A certain stadium is currently full to \(\frac{13}{16}\) of its maximum seating capacity. What is the maximum seating capacity of the stadium?
(1) If 1,250 people were to enter the stadium, it would be full to \(\frac {15}{16}\) of its maximum seating capacity.
(2) If 2,500 people were to leave the stadium, it would be full to \(\frac {10}{16}\) of its maximum seating capacity.

• A. Statement (1) ALONE is sufficient, but statement (2) alone is not sufficient.
• B. Statement (2) ALONE is sufficient, but statement (1) alone is not sufficient.
• C. BOTH statements TOGETHER are sufficient, but NEITHER statement alone is sufficient.
• D. EACH statement ALONE is sufficient.

Hint:

Translate percentage or fraction capacity problems into linear equations to solve for total capacity quickly.

Answer 1

The Correct Option is D

From Statement (1):
Let capacity be \(C\).
Currently: \(\frac{13}{16}C\) people present.
After 1,250 more people: \(\frac{13}{16}C + 1250 = \frac{15}{16}C\).
Thus: \(1250 = \frac{2}{16}C \Rightarrow C = 1250 \times 8 = 10000\).
We find \(C\) directly ⇒ sufficient.

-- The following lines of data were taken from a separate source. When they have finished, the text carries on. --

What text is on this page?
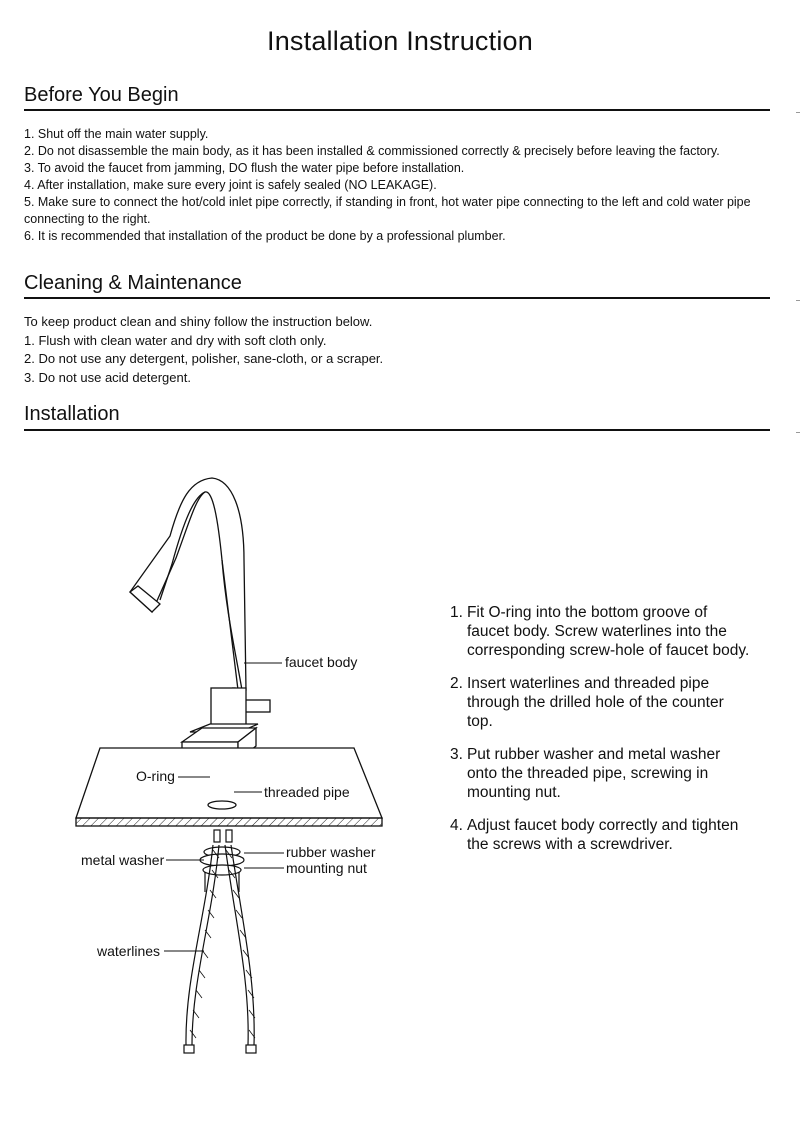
Installation Instruction
Before You Begin
1. Shut off the main water supply.
2. Do not disassemble the main body, as it has been installed & commissioned correctly & precisely before leaving the factory.
3. To avoid the faucet from jamming, DO flush the water pipe before installation.
4. After installation, make sure every joint is safely sealed (NO LEAKAGE).
5. Make sure to connect the hot/cold inlet pipe correctly, if standing in front, hot water pipe connecting to the left and cold water pipe connecting to the right.
6. It is recommended that installation of the product be done by a professional plumber.
Cleaning & Maintenance
To keep product clean and shiny follow the instruction below.
1. Flush with clean water and dry with soft cloth only.
2. Do not use any detergent, polisher, sane-cloth, or a scraper.
3. Do not use acid detergent.
Installation
faucet body
O-ring
threaded pipe
metal washer	rubber washer
mounting nut
waterlines
1. Fit O-ring into the bottom groove of faucet body. Screw waterlines into the corresponding screw-hole of faucet body.
2. Insert waterlines and threaded pipe through the drilled hole of the counter top.
3. Put rubber washer and metal washer onto the threaded pipe, screwing in mounting nut.
4. Adjust faucet body correctly and tighten the screws with a screwdriver.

From Statement (2):
Currently: \(\frac{13}{16}C\).
After 2,500 leave: \(\frac{13}{16}C - 2500 = \frac{10}{16}C\).
Thus: \(2500 = \frac{3}{16}C \Rightarrow C = 2500 \times \frac{16}{3} \approx 13333.33\).
We find \(C\) directly ⇒ sufficient.
Each statement alone is sufficient ⇒ \(\boxed{D}\).